As it turned out, that was not the case, so we put the project aside and went our separate ways, but I will always think well of him. He reported the reality, despite working in what was already part of the PRC which was not interested in bringing any more bad publicity to its failure to alert the world to SARS until it was too big to ignore. If you remember that period, you will remember how seriously China was criticized on that point.
Some months later, when pushed by journalists, the WHO did finally admit that it had used the lower statistic to avoid “unnecessary panic”. The truth did eventually come out, but if SARS had turned out to be highly infectious, that admission would still haunt WHO today.
I was very much impressed with the professionalism and honesty of Dr.

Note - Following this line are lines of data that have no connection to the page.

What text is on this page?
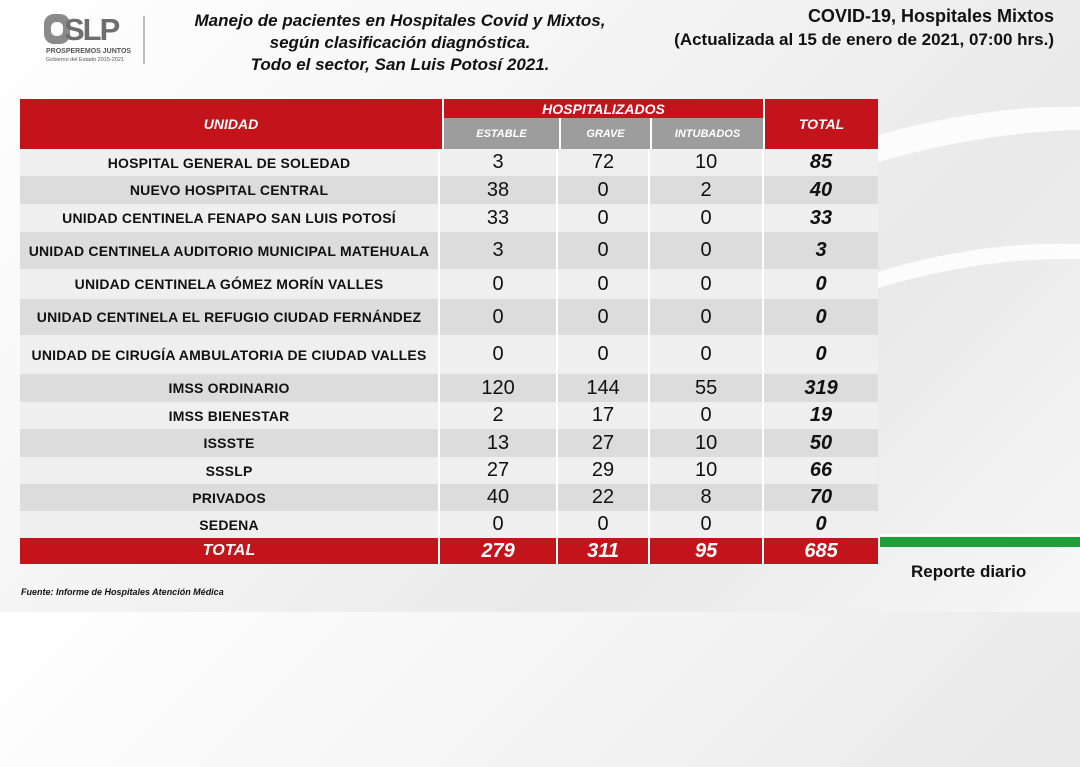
SLP
PROSPEREMOS JUNTOS
Gobierno del Estado 2015-2021
Manejo de pacientes en Hospitales Covid y Mixtos,
según clasificación diagnóstica.
Todo el sector, San Luis Potosí 2021.
COVID-19, Hospitales Mixtos
(Actualizada al 15 de enero de 2021, 07:00 hrs.)
UNIDAD
HOSPITALIZADOS
ESTABLE	GRAVE	INTUBADOS
TOTAL
HOSPITAL GENERAL DE SOLEDAD	3	72	10	85
NUEVO HOSPITAL CENTRAL	38	0	2	40
UNIDAD CENTINELA FENAPO SAN LUIS POTOSÍ	33	0	0	33
UNIDAD CENTINELA AUDITORIO MUNICIPAL MATEHUALA	3	0	0	3
UNIDAD CENTINELA GÓMEZ MORÍN VALLES	0	0	0	0
UNIDAD CENTINELA EL REFUGIO CIUDAD FERNÁNDEZ	0	0	0	0
UNIDAD DE CIRUGÍA AMBULATORIA DE CIUDAD VALLES	0	0	0	0
IMSS ORDINARIO	120	144	55	319
IMSS BIENESTAR	2	17	0	19
ISSSTE	13	27	10	50
SSSLP	27	29	10	66
PRIVADOS	40	22	8	70
SEDENA	0	0	0	0
TOTAL	279	311	95	685
Reporte diario
Fuente: Informe de Hospitales Atención Médica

Karlberg 12 years ago and, although he has surely long forgotten me, I have not forgotten him and I am pleased to note that he is now a Vice President of ACRES, the Alliance for Clinical Research Excellence and Safety in Cambridge, Massachusetts.

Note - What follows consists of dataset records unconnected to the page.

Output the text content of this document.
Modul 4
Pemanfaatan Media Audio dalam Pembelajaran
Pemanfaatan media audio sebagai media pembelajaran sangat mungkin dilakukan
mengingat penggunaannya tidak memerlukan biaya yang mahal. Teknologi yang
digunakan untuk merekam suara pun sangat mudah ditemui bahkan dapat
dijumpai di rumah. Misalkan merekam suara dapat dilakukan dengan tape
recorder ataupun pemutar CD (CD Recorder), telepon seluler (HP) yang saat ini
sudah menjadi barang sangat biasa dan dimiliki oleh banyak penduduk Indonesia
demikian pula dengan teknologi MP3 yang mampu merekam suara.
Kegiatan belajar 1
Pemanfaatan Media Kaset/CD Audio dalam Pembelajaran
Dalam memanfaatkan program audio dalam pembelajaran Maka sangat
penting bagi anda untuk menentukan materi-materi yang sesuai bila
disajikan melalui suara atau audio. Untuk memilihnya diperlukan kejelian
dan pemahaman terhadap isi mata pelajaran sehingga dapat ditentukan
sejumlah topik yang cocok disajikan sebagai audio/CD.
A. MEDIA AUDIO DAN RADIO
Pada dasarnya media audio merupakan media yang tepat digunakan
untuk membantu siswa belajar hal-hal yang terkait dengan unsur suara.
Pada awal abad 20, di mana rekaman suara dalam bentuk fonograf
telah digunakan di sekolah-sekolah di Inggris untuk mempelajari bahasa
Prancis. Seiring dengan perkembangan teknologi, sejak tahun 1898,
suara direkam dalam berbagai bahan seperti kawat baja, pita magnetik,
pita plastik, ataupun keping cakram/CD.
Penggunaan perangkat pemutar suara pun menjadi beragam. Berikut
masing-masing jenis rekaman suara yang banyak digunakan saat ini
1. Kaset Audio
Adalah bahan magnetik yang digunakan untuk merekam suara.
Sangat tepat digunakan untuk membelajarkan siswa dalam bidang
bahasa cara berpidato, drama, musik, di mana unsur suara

Forgive me if I feel a twinge of déjà vu today. Yes, I know. This is 2015, not 2003. Yes, the danger has been announced and the articles do express some serious concern, but I am going to be watching it carefully. “Authorities” have already gotten a bad name for themselves in many nations for their failure to deal with problems before they got out of hand. We cannot afford that with this deadly threat.
I think the need for considering the worst scenario is extremely urgent. This is a gene that can spread rapidly to multiple bacteria beyond E. COli, not a virus like SARS that spread slowly and with difficulty from person to person. MRC-1 has the real potential to be a global disaster. It deserves not just immediate attention, but the resources required to deal with it immediately too.
Warned of a +potential “perfect storm”, this is not a good time to treat MRC-1 as a “tempest in a teapot”.